Moreover, the defendants have submitted to the jurisdiction of this court in that they negotiated with plaintiff to secure a continuance or a postponement. "Ordinarily, a motion for continuance is considered a step in the regular prosecution of the cause, and is therefore a general appearance." Goldfeld v. Wood Park Estates, Inc.,29 Conn. Sup. 237, 241, 281 A.2d 326 (1971).

The third ground for the motion to dismiss is the alleged failure by the plaintiff to join the guarantors as defendants on the ground that they are indispensable and necessary parties. This argument is premised on the claim that these individuals signing the guarantee were not CT Page 4848 properly served. As discussed previously, the nonresidents were properly served, and a dismissal as to them on this third ground is not warranted.

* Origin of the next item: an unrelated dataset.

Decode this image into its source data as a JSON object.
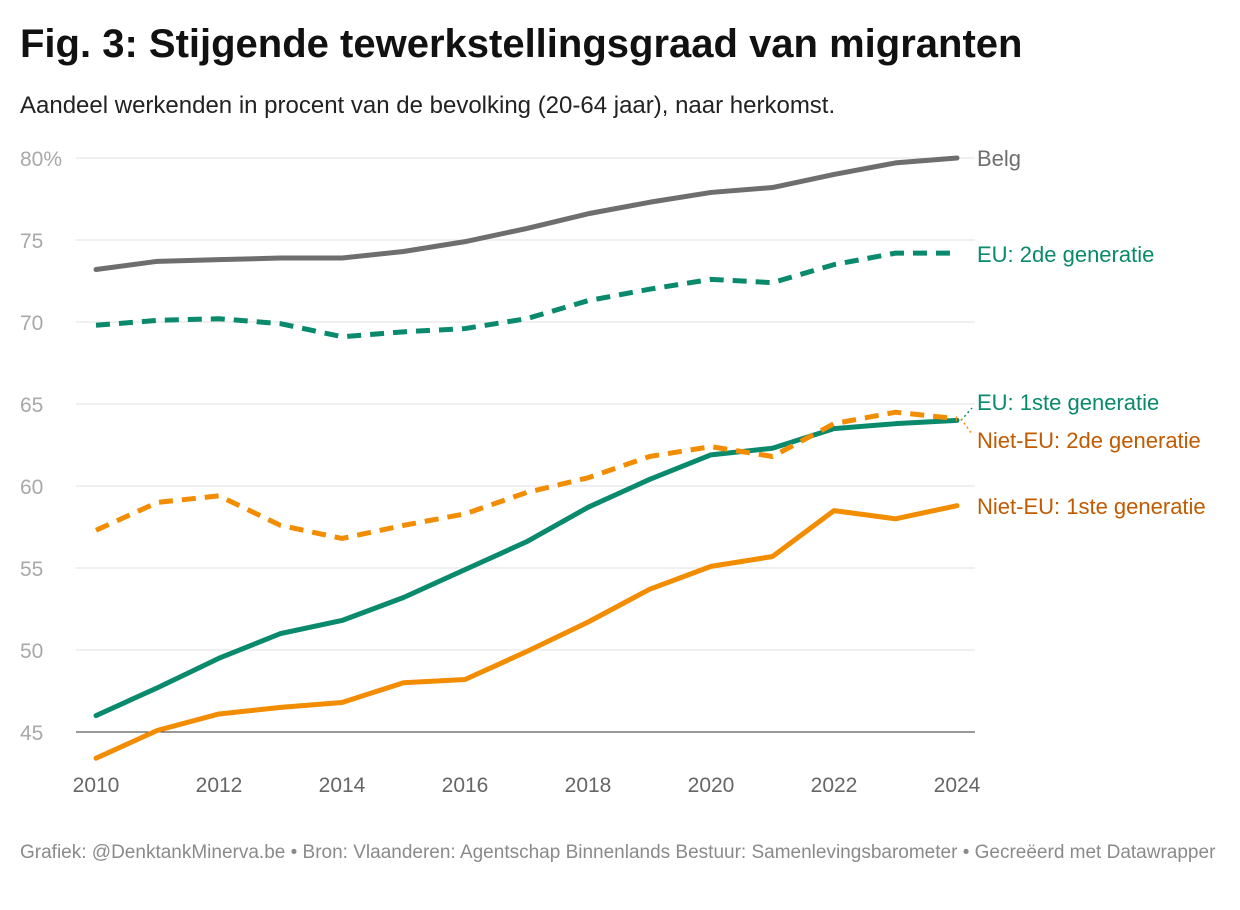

The defendant NPA Properties-Norwalk, Inc. (NPA), a Connecticut corporation, claims that service of process on it was improperly left with one Sonja G. Kraft, who is described as an assistant secretary for Prentice-Hall Corporation System, Inc., agent for service of process on NPA. General Statutes 52-57 (c) provides that service on a corporation such as Prentice-Hall is to be made by service upon a number of different individuals including a person in charge of that business. The sheriff's return of service describes Sonja G. Kraft as an assistant secretary, and not as a person in charge. Therefore, the motion to dismiss as to this corporation will be granted on July 1, 1991, unless the sheriff's return of service is amended to indicate that service was made upon a proper party in accordance with General Statutes 52-57 (c).

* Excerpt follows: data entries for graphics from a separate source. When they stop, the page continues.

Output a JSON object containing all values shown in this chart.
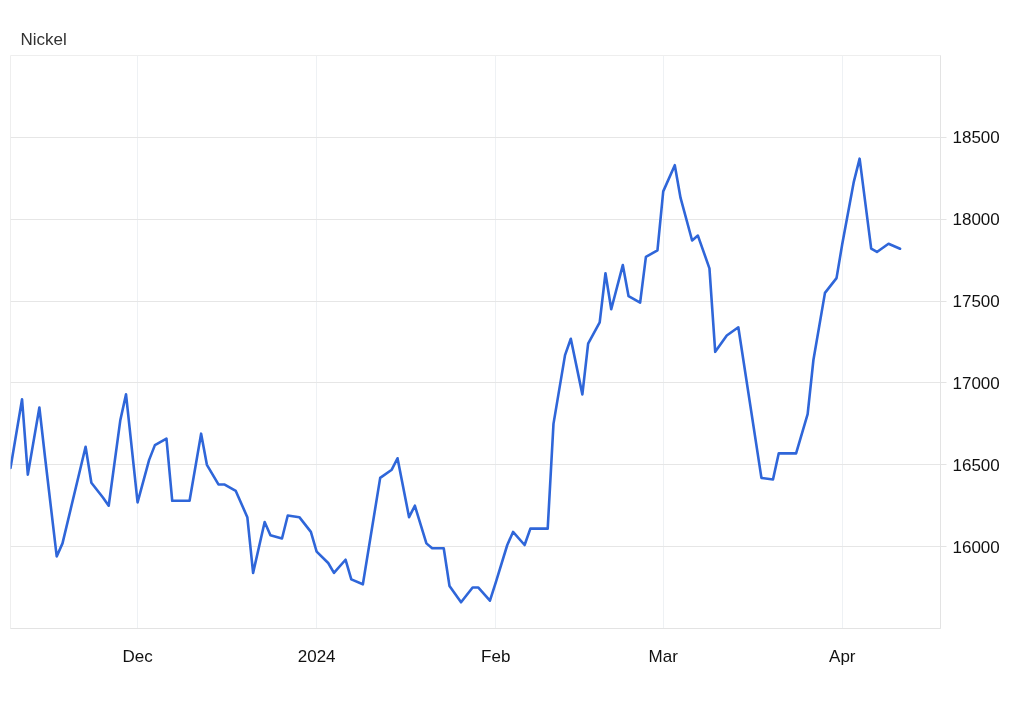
{
  "chart_data": {
    "type": "line",
    "title": "Nickel",
    "x": [
      "2023-11-09",
      "2023-11-11",
      "2023-11-12",
      "2023-11-14",
      "2023-11-15",
      "2023-11-17",
      "2023-11-18",
      "2023-11-22",
      "2023-11-23",
      "2023-11-25",
      "2023-11-26",
      "2023-11-28",
      "2023-11-29",
      "2023-12-01",
      "2023-12-03",
      "2023-12-04",
      "2023-12-06",
      "2023-12-07",
      "2023-12-09",
      "2023-12-10",
      "2023-12-12",
      "2023-12-13",
      "2023-12-15",
      "2023-12-16",
      "2023-12-18",
      "2023-12-20",
      "2023-12-21",
      "2023-12-23",
      "2023-12-24",
      "2023-12-26",
      "2023-12-27",
      "2023-12-29",
      "2023-12-31",
      "2024-01-01",
      "2024-01-03",
      "2024-01-04",
      "2024-01-06",
      "2024-01-07",
      "2024-01-09",
      "2024-01-12",
      "2024-01-14",
      "2024-01-15",
      "2024-01-17",
      "2024-01-18",
      "2024-01-20",
      "2024-01-21",
      "2024-01-23",
      "2024-01-24",
      "2024-01-26",
      "2024-01-28",
      "2024-01-29",
      "2024-01-31",
      "2024-02-01",
      "2024-02-03",
      "2024-02-04",
      "2024-02-06",
      "2024-02-07",
      "2024-02-08",
      "2024-02-10",
      "2024-02-11",
      "2024-02-13",
      "2024-02-14",
      "2024-02-16",
      "2024-02-17",
      "2024-02-19",
      "2024-02-20",
      "2024-02-21",
      "2024-02-23",
      "2024-02-24",
      "2024-02-26",
      "2024-02-27",
      "2024-02-29",
      "2024-03-01",
      "2024-03-03",
      "2024-03-04",
      "2024-03-06",
      "2024-03-07",
      "2024-03-09",
      "2024-03-10",
      "2024-03-12",
      "2024-03-14",
      "2024-03-18",
      "2024-03-20",
      "2024-03-21",
      "2024-03-24",
      "2024-03-26",
      "2024-03-27",
      "2024-03-29",
      "2024-03-31",
      "2024-04-01",
      "2024-04-03",
      "2024-04-04",
      "2024-04-06",
      "2024-04-07",
      "2024-04-09",
      "2024-04-11"
    ],
    "series": [
      {
        "color": "#2f66d9",
        "values": [
          16480,
          16900,
          16440,
          16850,
          16540,
          15940,
          16020,
          16610,
          16390,
          16300,
          16250,
          16770,
          16930,
          16270,
          16530,
          16620,
          16660,
          16280,
          16280,
          16280,
          16690,
          16500,
          16380,
          16380,
          16340,
          16180,
          15840,
          16150,
          16070,
          16050,
          16190,
          16180,
          16090,
          15970,
          15900,
          15840,
          15920,
          15800,
          15770,
          16420,
          16470,
          16540,
          16180,
          16250,
          16020,
          15990,
          15990,
          15760,
          15660,
          15750,
          15750,
          15670,
          15780,
          16010,
          16090,
          16010,
          16110,
          16110,
          16110,
          16750,
          17170,
          17270,
          16930,
          17240,
          17370,
          17670,
          17450,
          17720,
          17530,
          17490,
          17770,
          17810,
          18170,
          18330,
          18130,
          17870,
          17900,
          17700,
          17190,
          17290,
          17340,
          16420,
          16410,
          16570,
          16570,
          16810,
          17140,
          17550,
          17640,
          17850,
          18230,
          18370,
          17820,
          17800,
          17850,
          17820
        ]
      }
    ],
    "xlim": [
      "2023-11-09",
      "2024-04-18"
    ],
    "xticks": [
      {
        "value": "2023-12-01",
        "label": "Dec"
      },
      {
        "value": "2024-01-01",
        "label": "2024"
      },
      {
        "value": "2024-02-01",
        "label": "Feb"
      },
      {
        "value": "2024-03-01",
        "label": "Mar"
      },
      {
        "value": "2024-04-01",
        "label": "Apr"
      }
    ],
    "ylim": [
      15500,
      19000
    ],
    "yticks": [
      16000,
      16500,
      17000,
      17500,
      18000,
      18500
    ],
    "grid": true,
    "line_style": "solid"
  }
}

For the foregoing reasons the plaintiff has sustained its burden of proving that this court has personal jurisdiction over the non-resident individual defendants and corporations; Standard Tallow Corporation v. Jowdy, supra, 53; and therefore the motion to dismiss is denied, except as to NPA as previously discussed.

So Ordered.

Dated at Stamford, Connecticut this 13th day of June, 1991.